Na semana passada, a chefe dos Mujaheddin do Povo (MEK) iraniano, Maryam Rajavi, deslocou-se em visita oficial a Cabul, a partir de Tirana onde mora. Encontrou-se, nomeadamente, com o Presidente do Conselho de Segurança Nacional e antigo Embaixador nos Estados Unidos, Hamdullah Mohib. Ela deverá ir nos próximos dias a Herat, distrito de Shindans, para lá estabelecer uma base militar da sua organização. Foi aí que, segundo o jornal paquistanês Ummat, o Pentágono teria já treinado, em Outubro de 2012, 2. 000 Mujaheddin do Povo.

Apesar da aparente homonímia, não há nenhuma relação entre os Mujahedin, (com apenas um d) da Irmandade Muçulmana (que são árabes e sunitas), e os Mujaheddin (com dois d) MEK (que são persas e xiitas). O único laço objectivo entre os dois grupos é o de serem instrumentalizados pelos Estados Unidos e praticar o terrorismo.
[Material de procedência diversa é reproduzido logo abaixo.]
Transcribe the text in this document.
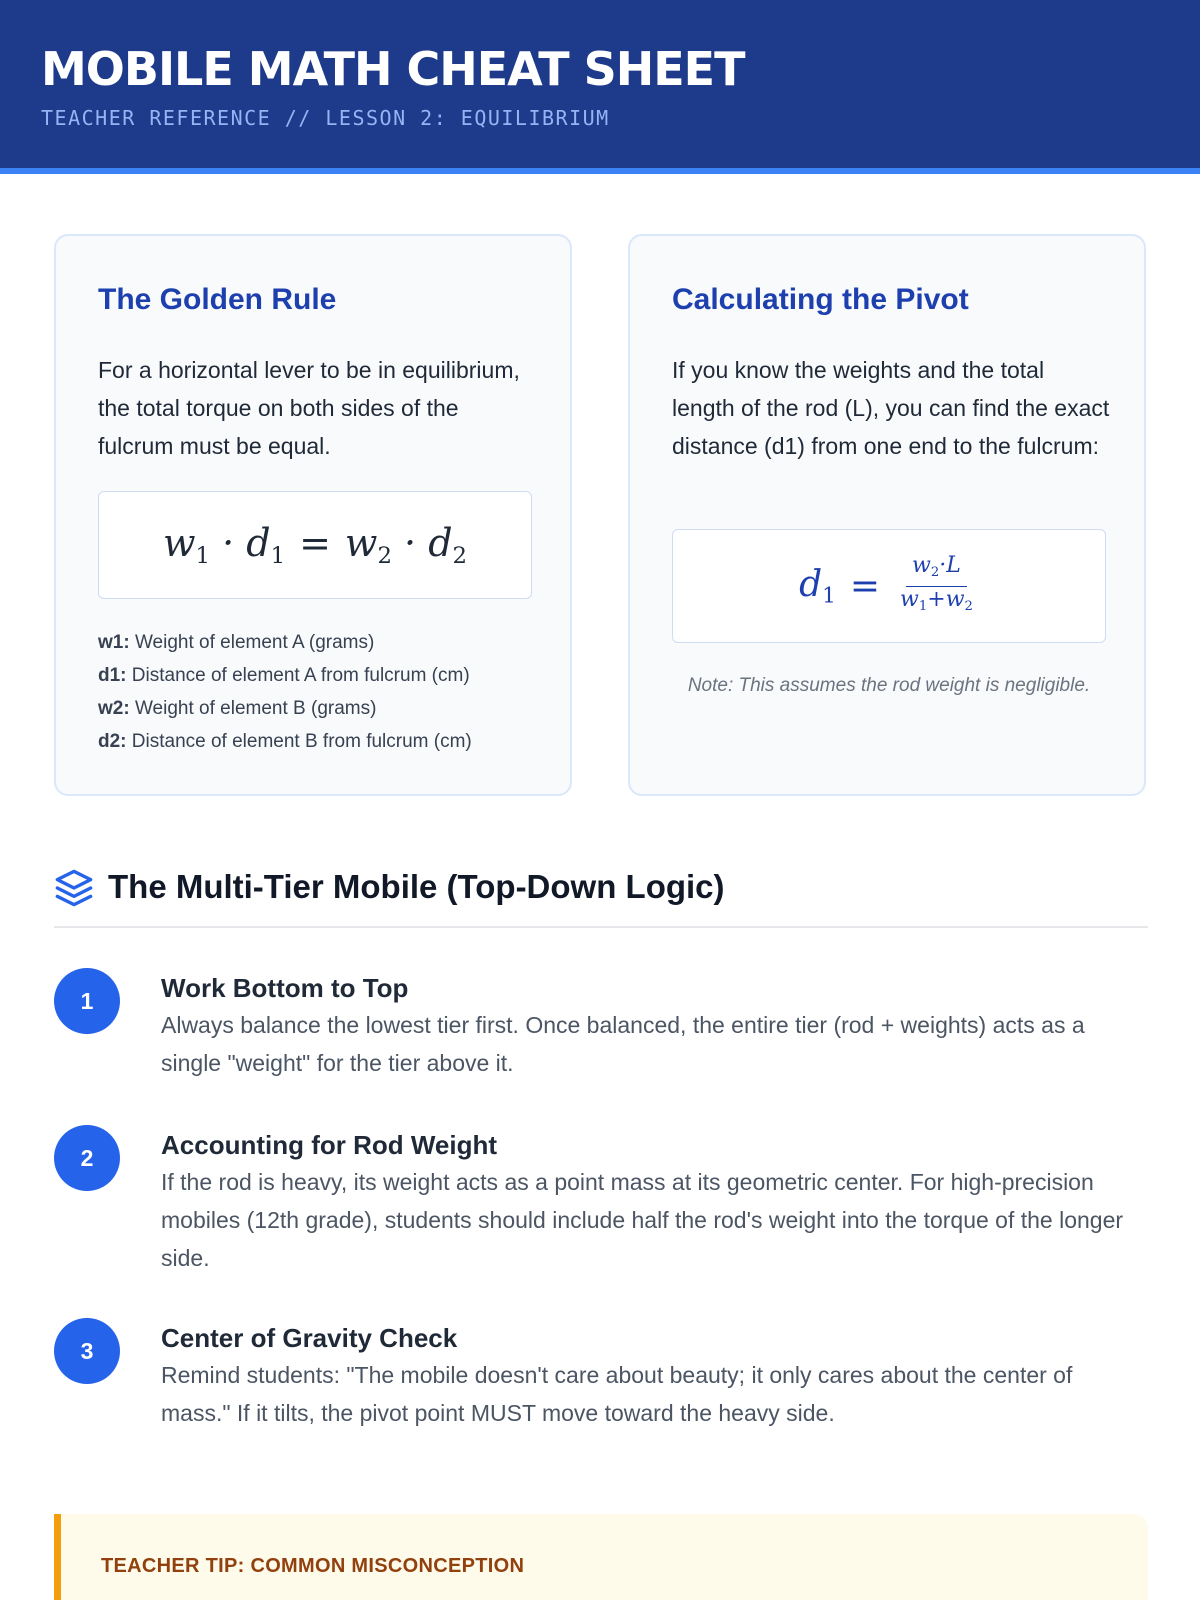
MOBILE MATH CHEAT SHEET
TEACHER REFERENCE // LESSON 2: EQUILIBRIUM
The Golden Rule

For a horizontal lever to be in equilibrium, the total torque on both sides of the fulcrum must be equal.

$w_1 \cdot d_1 = w_2 \cdot d_2$
w1: Weight of element A (grams)
d1: Distance of element A from fulcrum (cm)
w2: Weight of element B (grams)
d2: Distance of element B from fulcrum (cm)
Calculating the Pivot

If you know the weights and the total length of the rod (L), you can find the exact distance (d1) from one end to the fulcrum:

$d_1 = \frac{w_2\cdot L}{w_1+w_2}$

Note: This assumes the rod weight is negligible.

The Multi-Tier Mobile (Top-Down Logic)
1	Work Bottom to Top

Always balance the lowest tier first. Once balanced, the entire tier (rod + weights) acts as a single "weight" for the tier above it.

2	Accounting for Rod Weight

If the rod is heavy, its weight acts as a point mass at its geometric center. For high-precision mobiles (12th grade), students should include half the rod's weight into the torque of the longer side.

3	Center of Gravity Check

Remind students: "The mobile doesn't care about beauty; it only cares about the center of mass." If it tilts, the pivot point MUST move toward the heavy side.

TEACHER TIP: COMMON MISCONCEPTION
A partir de 2013, o MEK foi transferido do Iraque para a Albânia com o apoio dos EUA. Uma pequena cidade foi construída, para ele, por empresas israelitas. No entanto, a 23 de Junho de 2014, Maryam Rajavi, num longo discurso pronunciado perante 80.000 membros da seita e 600 personalidades ocidentais, congratulou-se com a conquista do Iraque pelo Daesh (E.I). É preciso lembrar que esta vitória fora conseguida com a ajuda do General Ezzat Ibrahim al-Douri, antigo braço direito do Presidente Saddam Hussein, e a este título protector dos Mujaheddin do Povo.

Os laços de John Bolton com os MEKs datam do tempo da Administração Bush. Foram reforçados com a sua presença durante os encontros anuais deles em Villepinte (França), em 2010 e 2017, a 40.000 dólares de cobrança. Tornado Consultor de Segurança Nacional, ele reúne agora os jiadistas do Daesh(EI) e os fiéis de Maryam Rajavi contra um objectivo comum.

O mais imediato dos alvos desta aliança terrorista deverá ser o Irão com quem o Afeganistão tem uma extensa fronteira, dificilmente controlável.